Five 2010 graduates from Pratt’s Department of Digital Arts will have their work screened as part of the 2010 Metropolitan Area College Computer Festival (MetroCAF) from 7 to 9 p.m. on Friday, September 24, 2010 at the Fashion Institute of Technology’s Haft Auditorium in Marvin Feldman Center Building C located at Seventh Avenue and West 27th Street in Manhattan.

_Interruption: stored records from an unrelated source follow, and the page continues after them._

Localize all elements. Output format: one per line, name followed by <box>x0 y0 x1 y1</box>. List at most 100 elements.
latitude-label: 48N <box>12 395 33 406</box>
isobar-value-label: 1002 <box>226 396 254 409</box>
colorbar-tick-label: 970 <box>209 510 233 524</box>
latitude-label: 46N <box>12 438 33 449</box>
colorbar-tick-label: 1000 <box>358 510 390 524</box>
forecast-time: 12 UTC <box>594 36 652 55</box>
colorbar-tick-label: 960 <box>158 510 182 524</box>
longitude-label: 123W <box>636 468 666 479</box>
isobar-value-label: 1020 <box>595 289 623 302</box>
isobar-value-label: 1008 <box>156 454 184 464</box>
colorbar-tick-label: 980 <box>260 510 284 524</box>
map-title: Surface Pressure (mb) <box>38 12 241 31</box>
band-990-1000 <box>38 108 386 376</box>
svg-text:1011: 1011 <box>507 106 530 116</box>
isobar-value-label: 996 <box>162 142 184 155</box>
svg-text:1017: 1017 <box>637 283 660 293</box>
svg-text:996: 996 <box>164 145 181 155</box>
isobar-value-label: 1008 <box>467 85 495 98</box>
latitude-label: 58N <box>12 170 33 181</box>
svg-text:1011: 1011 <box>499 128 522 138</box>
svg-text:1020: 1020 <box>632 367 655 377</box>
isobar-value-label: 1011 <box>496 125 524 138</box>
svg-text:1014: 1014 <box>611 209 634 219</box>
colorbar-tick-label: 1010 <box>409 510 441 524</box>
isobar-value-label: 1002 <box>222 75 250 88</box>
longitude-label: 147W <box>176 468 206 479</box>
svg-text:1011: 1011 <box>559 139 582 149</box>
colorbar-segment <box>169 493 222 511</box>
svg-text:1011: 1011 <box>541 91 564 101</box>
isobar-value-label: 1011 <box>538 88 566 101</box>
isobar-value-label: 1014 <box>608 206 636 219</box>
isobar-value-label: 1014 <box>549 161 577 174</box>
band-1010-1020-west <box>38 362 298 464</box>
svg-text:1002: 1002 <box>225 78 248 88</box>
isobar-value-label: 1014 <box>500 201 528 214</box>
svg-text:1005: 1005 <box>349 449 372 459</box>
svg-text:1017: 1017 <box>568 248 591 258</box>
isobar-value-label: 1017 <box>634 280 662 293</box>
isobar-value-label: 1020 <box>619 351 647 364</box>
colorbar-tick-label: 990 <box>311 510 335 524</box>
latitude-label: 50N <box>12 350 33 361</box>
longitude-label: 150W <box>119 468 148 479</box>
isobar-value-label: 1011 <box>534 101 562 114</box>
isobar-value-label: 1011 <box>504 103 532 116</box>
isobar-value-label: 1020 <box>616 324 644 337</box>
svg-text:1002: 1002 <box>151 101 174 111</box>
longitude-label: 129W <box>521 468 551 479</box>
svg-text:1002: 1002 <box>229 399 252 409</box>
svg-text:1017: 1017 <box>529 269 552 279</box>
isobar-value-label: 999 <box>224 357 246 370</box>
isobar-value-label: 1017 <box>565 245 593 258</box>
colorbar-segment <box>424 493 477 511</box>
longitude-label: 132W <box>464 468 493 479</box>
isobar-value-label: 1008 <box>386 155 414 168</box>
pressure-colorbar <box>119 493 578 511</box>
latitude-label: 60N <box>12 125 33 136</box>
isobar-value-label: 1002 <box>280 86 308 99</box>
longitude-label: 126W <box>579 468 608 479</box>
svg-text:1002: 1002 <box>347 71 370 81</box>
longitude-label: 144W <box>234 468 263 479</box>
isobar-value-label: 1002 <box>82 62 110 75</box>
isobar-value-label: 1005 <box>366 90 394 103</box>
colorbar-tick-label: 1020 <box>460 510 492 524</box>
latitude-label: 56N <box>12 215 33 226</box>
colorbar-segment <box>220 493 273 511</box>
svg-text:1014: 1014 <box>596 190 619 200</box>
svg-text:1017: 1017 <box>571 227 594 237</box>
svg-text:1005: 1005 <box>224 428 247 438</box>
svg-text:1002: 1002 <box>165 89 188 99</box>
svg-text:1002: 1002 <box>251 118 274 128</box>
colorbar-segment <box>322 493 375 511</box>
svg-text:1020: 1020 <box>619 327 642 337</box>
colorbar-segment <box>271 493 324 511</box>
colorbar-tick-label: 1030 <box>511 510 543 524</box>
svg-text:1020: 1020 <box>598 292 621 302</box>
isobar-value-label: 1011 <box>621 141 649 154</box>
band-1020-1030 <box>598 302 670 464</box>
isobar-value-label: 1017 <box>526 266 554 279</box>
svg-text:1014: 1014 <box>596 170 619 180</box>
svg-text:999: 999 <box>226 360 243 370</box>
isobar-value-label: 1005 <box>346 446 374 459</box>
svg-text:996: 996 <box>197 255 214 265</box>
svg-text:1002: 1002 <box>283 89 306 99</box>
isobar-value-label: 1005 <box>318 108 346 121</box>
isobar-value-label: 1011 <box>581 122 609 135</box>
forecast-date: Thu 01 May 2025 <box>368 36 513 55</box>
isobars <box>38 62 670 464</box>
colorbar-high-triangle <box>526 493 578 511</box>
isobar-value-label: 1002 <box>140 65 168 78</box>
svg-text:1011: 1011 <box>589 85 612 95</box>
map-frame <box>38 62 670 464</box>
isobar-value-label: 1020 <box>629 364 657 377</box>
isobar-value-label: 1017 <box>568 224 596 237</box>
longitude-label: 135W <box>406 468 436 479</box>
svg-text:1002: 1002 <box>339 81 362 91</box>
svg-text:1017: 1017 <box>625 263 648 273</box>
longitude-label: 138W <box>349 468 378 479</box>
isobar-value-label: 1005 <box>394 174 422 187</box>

MetroCAF is an annual festival organized by the New York City chapter of the Association for Computing Machinery’s (ACM) Special Interest Group on Graphics and Interactive Techniques (SIGGRAPH).

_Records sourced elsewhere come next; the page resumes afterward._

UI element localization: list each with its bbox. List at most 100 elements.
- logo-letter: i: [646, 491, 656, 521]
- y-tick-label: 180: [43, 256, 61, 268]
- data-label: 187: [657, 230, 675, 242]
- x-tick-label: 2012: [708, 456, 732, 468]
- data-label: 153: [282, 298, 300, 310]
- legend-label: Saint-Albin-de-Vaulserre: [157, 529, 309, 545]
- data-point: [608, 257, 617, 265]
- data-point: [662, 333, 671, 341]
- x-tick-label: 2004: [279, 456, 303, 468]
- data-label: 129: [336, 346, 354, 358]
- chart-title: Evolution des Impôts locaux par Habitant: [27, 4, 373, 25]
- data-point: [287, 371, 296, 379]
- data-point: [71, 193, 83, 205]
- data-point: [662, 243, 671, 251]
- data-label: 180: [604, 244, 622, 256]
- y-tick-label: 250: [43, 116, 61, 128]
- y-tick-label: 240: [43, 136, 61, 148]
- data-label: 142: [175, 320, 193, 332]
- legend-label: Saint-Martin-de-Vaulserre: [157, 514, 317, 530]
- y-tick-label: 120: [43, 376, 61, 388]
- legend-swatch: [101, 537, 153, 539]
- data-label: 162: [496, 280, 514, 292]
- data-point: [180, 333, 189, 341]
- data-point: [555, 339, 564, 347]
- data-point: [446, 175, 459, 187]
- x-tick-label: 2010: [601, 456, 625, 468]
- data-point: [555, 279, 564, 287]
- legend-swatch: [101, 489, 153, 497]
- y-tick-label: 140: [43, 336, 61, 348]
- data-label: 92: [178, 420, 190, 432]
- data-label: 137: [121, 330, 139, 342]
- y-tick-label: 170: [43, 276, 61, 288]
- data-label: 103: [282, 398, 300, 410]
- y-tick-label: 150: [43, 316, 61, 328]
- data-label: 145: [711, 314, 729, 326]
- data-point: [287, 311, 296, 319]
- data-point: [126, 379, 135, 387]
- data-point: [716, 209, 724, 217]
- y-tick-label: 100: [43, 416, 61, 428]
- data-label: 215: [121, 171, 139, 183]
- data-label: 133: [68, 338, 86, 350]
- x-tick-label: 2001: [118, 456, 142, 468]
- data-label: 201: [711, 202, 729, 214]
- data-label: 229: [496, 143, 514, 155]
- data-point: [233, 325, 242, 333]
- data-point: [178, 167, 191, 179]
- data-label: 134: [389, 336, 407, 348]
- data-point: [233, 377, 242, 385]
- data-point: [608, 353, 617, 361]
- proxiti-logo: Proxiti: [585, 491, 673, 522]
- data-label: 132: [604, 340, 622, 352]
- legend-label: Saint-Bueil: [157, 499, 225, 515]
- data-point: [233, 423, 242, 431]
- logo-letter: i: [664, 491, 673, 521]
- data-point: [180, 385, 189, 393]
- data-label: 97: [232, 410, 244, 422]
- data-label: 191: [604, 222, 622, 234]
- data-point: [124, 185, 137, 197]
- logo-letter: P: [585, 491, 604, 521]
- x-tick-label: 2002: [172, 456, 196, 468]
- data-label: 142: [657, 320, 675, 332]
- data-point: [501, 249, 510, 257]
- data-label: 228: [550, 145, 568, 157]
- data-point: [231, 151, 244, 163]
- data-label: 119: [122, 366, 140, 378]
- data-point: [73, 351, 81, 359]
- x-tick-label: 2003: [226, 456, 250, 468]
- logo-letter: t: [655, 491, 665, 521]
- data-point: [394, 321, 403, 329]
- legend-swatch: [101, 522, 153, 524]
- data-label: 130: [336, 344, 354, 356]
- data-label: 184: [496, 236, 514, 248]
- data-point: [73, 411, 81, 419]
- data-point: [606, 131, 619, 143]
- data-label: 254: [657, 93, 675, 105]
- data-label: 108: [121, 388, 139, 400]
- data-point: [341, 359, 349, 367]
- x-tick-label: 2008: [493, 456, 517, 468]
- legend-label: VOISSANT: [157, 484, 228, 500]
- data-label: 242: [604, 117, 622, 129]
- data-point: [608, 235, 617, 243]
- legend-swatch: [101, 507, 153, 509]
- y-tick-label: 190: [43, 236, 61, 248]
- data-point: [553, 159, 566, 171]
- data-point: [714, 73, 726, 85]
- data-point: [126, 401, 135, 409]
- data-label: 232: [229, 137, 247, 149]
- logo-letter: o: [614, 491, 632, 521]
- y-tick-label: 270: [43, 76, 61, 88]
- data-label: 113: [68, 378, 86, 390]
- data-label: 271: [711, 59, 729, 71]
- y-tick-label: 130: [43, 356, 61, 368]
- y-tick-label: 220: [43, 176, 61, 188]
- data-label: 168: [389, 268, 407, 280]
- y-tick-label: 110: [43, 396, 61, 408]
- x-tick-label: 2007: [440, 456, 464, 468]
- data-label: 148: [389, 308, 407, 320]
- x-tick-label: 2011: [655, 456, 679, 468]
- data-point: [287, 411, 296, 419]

Started in 2003, MetroCAF has grown into the most important local festival of its kind, providing an exciting opportunity for all students in the NYC metropolitan area to show their work to professionals in the field of computer graphics. The festival may tour the network of ACM SIGGRAPH Professional and Student Chapters.
Pratt student work was also recently showcased as part of the “SpaceTime” student exhibition at ACM SIGGRAPH’s 2010 international conference, the industry’s most respected technical and creative program that brought in an estimated 25,000 computer graphics and interactive technology professionals from five continents. Pratt master’s degree recipient Zach Hyer’s digitally-animated short film Correspondence was among the films screened as part of the exhibition, and will also be screened as part of the 2010 MetroCAF. The film takes place during an undefined war and addresses how innocent people are affected through the abuse of power.
The 2010 MetroCAF will also feature animated short films by Pratt master’s degree recipients Young Soung Lee and Jung Yuen Shin and bachelor’s degree recipients Tymond Tran and Alexis Wuyts. Lee’s SuperAngel is a digitally-animated project inspired by the Western myth of Icarus’ Wings, the Chinese myth Gwabo’s story, and the Korean folktale Hong Gildong. Shin’s My Knitted Bag is a 2-D animation that depicts a young woman’s memory of receiving a special knitted bag as a child. Tran’s 44 Cents features a bird chase 2-D and 3-D spaces and Wuyts’ 2-D animated film, titled Color Life, relays how art can change a person’s perspective.